Saling merindukan, dalam do’a-do’a mendekatkan jarak kita
Tuhan pertemukan aku dengan kekasih pilihan
Seseorang yang mencintai-Mu, mencintai Rasul-Mu
di Multazam ku meminta ♫
(Halaqah Cinta – Kang abik)
Berbekal keyakinan akan janji Allah yang menciptakan makhluk-Nya berpasang-pasangan dari jenisnya sendiri agar merasa tenteram, kami berdua yakin suatu saat Allah akan mempertemukan jodoh pilihan untuk kami. Entah kapan dan dimana. Yang kami tahu hanyalah berusaha memantaskan diri, memperbaiki diri menjadi pribadi lebih baik dan menjadikan masa lalu sebagai pelajaran berharga untuk melangkah ke depannya.
***
#Adit#
Berawal dari beberapa postingan yang bernuansa dakwah di media sosial dan postingan pribadi menarik lainnya, saya penasaran dan merasa ingin mengenal lebih dekat lagi seseorang di balik akun @iraistiqamah. Bukan hendak menjadikannya pacar, tetapi hati kecil saya berbisik “dia sosok wanita yang bisa menemani sisa hidup di dunia ini dalam ketaqwaan kepada-Nya.” Berbekal informasi yang saya kumpulkan berbulan-bulan, saya pun memantapkan diri untuk menghubungi Ira melalui pesan singkat. Ketik, hapus. Ketik lagi, hapus lagi. Begitu berulang kali, saya bingung memulai perkenalan. Namun akhirnya saya memberanikan diri mengirim sederet kalimat perkenalan. Saya ingat jawaban Ira sebagai balasan deretan panjang perkenalanku, “oh iya, ada yang bisa saya bantu Mas?”. Singkat, tapi jawaban itu cocok dengan rentetan pesanku selanjutnya, saya ingin serius meminangnya dengan jalan ta’aruf terlebih dahulu. Sungguh naif. Tapi pesan itu sudah terlanjur terkirim Saya hanya sedikit berharap Ira yang sedang membaca pesannya di layar handphone tidak kaget hingga membuat heboh sekantor ataukah menyangka pesan itu hanya nyasar ke nomornya dan langsung dimasukkan ke kotak sampah, mirip dengan pesan penawaran pinjaman perusahaan finance yang kurang tahu sopan santun. Namun saya berharap banyak proposal ta’aruf yang kusodorkan bersambut baik. Sayangnya, kesempatan pertama berbuah pahit. Ira mengembalikan proposalku, ditolak.

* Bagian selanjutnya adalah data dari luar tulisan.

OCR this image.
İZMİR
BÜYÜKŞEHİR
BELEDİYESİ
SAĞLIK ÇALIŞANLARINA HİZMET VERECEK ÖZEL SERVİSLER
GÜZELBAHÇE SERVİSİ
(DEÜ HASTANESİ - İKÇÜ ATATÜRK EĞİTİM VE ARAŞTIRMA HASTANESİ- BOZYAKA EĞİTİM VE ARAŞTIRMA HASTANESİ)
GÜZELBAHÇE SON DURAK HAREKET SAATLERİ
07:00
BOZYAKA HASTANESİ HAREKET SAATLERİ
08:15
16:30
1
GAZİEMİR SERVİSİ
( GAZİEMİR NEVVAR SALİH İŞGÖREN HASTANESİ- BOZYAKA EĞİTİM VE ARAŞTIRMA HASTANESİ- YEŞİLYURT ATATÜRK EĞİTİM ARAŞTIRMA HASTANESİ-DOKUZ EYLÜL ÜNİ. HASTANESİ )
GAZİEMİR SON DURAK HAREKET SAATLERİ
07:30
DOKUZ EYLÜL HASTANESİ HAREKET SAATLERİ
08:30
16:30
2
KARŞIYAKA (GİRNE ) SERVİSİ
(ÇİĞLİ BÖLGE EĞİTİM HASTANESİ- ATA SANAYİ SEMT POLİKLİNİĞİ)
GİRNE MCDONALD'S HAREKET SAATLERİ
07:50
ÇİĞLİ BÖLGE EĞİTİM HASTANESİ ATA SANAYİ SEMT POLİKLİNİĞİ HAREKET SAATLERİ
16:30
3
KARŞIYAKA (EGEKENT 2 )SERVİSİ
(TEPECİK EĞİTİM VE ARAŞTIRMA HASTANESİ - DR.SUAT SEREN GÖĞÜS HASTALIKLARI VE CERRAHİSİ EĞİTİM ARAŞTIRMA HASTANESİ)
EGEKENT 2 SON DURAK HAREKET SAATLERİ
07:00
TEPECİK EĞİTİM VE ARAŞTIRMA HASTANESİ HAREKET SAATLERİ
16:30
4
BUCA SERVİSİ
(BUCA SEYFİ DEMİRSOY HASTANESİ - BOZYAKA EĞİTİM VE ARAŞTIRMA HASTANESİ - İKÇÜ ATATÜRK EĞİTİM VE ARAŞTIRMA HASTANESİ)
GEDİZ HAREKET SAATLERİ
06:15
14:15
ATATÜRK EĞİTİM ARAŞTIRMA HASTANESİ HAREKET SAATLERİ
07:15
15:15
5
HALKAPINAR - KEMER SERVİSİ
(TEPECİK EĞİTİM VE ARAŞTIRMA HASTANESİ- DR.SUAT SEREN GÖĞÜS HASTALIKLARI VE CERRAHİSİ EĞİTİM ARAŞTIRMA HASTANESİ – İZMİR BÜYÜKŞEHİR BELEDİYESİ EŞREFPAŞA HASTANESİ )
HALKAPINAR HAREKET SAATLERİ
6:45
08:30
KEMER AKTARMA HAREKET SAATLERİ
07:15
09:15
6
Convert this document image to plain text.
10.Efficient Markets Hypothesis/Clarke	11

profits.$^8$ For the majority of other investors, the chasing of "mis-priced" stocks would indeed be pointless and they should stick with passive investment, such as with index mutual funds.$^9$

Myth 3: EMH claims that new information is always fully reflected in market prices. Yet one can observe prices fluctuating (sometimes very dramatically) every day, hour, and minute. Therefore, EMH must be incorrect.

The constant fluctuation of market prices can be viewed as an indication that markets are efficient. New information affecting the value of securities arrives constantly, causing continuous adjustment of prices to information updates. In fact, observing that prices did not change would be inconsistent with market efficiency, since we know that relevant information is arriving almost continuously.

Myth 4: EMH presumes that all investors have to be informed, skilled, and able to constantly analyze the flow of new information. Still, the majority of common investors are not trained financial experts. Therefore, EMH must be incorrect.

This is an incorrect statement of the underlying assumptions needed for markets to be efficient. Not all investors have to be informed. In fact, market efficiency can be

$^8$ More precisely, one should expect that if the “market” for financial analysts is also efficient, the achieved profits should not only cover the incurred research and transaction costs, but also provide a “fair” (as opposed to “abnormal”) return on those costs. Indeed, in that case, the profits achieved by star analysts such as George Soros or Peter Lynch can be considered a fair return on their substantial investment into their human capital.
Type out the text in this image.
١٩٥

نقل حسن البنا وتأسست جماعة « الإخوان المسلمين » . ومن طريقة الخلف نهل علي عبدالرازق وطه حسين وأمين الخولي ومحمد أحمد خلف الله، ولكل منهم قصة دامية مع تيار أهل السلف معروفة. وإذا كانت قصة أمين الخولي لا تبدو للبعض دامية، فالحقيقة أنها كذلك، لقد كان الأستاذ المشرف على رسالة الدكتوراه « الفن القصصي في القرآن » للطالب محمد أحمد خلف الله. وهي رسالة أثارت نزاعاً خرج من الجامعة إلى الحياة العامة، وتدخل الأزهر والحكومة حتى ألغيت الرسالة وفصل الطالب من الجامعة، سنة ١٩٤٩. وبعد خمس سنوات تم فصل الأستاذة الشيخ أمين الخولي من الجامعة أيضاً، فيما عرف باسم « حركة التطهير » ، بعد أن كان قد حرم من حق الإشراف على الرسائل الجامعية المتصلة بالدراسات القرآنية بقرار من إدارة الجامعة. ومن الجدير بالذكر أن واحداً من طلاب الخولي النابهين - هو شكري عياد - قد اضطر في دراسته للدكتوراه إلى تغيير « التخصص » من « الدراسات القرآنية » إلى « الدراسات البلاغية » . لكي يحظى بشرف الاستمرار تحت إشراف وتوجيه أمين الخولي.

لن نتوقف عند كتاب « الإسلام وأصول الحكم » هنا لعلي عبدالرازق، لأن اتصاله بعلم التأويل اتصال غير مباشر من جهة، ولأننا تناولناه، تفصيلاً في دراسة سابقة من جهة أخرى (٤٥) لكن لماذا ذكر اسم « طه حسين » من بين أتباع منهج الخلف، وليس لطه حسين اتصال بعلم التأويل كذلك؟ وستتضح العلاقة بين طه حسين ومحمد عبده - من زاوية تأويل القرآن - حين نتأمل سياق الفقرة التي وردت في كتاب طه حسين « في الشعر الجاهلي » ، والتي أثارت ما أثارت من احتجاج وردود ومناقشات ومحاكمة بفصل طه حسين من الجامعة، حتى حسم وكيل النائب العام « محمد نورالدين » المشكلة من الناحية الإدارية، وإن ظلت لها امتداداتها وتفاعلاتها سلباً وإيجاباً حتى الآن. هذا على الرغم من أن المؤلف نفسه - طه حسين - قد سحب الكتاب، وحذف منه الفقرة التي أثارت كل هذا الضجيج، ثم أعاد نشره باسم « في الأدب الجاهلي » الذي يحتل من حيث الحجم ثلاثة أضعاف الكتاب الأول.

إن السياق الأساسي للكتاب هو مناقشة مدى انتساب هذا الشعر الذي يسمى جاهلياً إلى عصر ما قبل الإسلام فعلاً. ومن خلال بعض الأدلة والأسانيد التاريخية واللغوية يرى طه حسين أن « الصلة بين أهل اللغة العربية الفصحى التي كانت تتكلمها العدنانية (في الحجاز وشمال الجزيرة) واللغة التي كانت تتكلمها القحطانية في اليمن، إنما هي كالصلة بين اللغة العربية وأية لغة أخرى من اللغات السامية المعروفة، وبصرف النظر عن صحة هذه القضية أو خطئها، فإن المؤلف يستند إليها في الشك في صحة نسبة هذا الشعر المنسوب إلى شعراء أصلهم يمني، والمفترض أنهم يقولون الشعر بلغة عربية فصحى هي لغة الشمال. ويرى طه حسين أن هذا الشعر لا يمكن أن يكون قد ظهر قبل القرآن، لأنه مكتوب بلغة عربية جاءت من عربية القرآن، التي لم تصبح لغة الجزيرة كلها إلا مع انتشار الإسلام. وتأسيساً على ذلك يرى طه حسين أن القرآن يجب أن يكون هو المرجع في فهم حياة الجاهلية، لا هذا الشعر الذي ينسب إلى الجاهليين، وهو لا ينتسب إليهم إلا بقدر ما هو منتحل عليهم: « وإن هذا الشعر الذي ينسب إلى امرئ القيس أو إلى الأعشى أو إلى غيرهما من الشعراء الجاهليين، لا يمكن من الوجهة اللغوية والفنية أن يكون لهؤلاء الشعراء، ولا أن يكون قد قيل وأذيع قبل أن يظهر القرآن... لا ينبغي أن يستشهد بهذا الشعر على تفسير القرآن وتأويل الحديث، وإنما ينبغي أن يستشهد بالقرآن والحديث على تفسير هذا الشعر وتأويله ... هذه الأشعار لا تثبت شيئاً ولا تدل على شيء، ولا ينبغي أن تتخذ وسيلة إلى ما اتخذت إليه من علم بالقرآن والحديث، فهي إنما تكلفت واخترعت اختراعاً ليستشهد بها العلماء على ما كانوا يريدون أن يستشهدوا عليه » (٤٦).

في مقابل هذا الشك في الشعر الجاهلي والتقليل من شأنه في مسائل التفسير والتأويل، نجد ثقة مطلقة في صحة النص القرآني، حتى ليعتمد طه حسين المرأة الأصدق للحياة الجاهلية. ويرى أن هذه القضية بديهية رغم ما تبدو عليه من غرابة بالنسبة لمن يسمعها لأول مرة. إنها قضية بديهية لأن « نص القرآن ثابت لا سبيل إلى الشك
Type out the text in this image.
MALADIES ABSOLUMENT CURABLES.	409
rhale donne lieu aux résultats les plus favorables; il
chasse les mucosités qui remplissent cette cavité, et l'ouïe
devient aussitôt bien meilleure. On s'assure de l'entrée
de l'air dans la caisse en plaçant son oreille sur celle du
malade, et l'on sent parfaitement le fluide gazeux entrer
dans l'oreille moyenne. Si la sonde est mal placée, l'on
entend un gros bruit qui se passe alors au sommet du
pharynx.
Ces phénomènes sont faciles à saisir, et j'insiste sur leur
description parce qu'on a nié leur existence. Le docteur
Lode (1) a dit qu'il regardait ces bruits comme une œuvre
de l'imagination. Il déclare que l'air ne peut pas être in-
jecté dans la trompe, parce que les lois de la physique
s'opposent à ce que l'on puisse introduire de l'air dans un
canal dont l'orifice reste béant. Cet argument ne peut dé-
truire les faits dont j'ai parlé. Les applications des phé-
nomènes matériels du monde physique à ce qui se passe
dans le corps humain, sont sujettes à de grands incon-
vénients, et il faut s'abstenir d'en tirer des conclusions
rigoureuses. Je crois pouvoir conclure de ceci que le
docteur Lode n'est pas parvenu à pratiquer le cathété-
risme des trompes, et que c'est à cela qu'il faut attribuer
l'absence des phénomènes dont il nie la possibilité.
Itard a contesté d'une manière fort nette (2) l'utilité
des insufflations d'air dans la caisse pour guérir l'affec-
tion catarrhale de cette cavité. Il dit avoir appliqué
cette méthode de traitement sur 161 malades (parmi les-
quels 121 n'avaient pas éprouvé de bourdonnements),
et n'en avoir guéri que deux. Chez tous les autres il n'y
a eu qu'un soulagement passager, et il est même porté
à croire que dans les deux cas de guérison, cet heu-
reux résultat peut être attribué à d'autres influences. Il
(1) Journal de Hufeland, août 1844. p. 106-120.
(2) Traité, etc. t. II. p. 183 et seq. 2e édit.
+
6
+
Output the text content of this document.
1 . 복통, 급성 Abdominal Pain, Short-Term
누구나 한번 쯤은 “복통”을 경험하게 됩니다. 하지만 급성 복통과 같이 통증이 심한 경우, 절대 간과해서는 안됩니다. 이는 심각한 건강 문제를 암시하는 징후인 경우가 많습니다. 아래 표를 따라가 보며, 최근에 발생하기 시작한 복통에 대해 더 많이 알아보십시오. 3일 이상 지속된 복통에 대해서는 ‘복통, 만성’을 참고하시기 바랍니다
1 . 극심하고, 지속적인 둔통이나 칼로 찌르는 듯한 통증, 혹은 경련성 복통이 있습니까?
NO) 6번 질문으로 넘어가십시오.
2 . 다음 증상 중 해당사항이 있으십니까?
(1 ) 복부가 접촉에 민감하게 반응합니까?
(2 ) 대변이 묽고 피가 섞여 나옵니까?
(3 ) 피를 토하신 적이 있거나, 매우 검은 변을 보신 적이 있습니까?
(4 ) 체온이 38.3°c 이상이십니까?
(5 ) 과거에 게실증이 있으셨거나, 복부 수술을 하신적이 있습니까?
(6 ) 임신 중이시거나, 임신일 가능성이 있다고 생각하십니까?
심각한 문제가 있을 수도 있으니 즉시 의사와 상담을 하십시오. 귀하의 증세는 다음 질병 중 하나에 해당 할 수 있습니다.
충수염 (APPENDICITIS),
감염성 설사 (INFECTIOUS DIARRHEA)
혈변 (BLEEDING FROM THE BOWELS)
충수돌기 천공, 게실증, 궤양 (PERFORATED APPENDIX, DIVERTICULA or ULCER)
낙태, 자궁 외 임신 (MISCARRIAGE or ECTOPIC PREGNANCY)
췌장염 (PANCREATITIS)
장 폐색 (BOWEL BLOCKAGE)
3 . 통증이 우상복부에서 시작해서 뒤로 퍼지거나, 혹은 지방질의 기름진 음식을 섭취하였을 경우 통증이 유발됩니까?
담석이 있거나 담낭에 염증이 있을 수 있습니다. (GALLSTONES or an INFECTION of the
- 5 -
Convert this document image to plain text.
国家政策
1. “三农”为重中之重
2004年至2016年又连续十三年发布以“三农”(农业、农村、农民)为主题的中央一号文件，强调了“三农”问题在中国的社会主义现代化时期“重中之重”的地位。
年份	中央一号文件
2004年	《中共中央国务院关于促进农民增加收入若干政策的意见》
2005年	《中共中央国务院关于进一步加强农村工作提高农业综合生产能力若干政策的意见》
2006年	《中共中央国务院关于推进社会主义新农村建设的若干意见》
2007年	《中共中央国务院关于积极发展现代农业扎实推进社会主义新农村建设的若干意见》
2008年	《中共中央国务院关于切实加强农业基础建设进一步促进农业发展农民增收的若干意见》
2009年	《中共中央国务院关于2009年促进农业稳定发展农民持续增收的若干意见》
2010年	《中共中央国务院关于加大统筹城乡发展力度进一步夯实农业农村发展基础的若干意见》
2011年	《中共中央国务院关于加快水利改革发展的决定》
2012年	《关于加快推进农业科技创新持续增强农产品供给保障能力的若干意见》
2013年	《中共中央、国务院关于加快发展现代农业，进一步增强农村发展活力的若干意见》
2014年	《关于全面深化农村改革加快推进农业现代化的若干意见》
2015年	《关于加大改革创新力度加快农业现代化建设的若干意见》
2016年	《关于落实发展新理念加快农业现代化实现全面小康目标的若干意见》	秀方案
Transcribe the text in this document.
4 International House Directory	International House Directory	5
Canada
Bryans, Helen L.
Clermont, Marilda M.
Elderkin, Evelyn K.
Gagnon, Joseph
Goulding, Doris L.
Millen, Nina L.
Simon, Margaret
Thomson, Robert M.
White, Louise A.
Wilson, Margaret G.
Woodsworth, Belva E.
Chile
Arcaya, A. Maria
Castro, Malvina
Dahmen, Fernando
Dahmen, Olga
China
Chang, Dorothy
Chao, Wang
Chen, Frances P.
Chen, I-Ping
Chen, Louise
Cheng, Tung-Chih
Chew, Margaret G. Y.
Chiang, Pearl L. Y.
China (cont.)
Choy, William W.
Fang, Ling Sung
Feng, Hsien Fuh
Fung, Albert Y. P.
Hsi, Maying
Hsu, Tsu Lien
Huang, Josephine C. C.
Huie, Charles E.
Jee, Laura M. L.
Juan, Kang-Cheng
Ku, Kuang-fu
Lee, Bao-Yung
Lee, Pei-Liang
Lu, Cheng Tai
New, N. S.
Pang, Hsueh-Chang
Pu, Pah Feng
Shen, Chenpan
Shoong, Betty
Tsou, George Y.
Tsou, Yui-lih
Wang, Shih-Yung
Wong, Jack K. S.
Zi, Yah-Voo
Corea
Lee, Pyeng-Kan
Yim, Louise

Saatnya menyusun rencana selanjutnya, bismillah.
#Ira#
Siapa dia? Namanya terlalu singkat untuk bisa dideteksi spesifik di dunia maya. Sudahlah, lupakan. Tumpukan nota-nota dan sederet tugas bendahara lainnya masih lebih utama untuk kuselesaikan. Saya sudah melupakan pesan singkat itu dan kembali tenggelam dengan rutinitas di Batam. Tanpa tahu bahwa di dalam salah satu kamar kost di Bintaro, ada seseorang yang kembali menyusun perbaikan proposalnya untuk menghubungiku lagi. Permintaan yang sama dengan pesan awal yang membuatku menjadi patung sejenak saat membacanya.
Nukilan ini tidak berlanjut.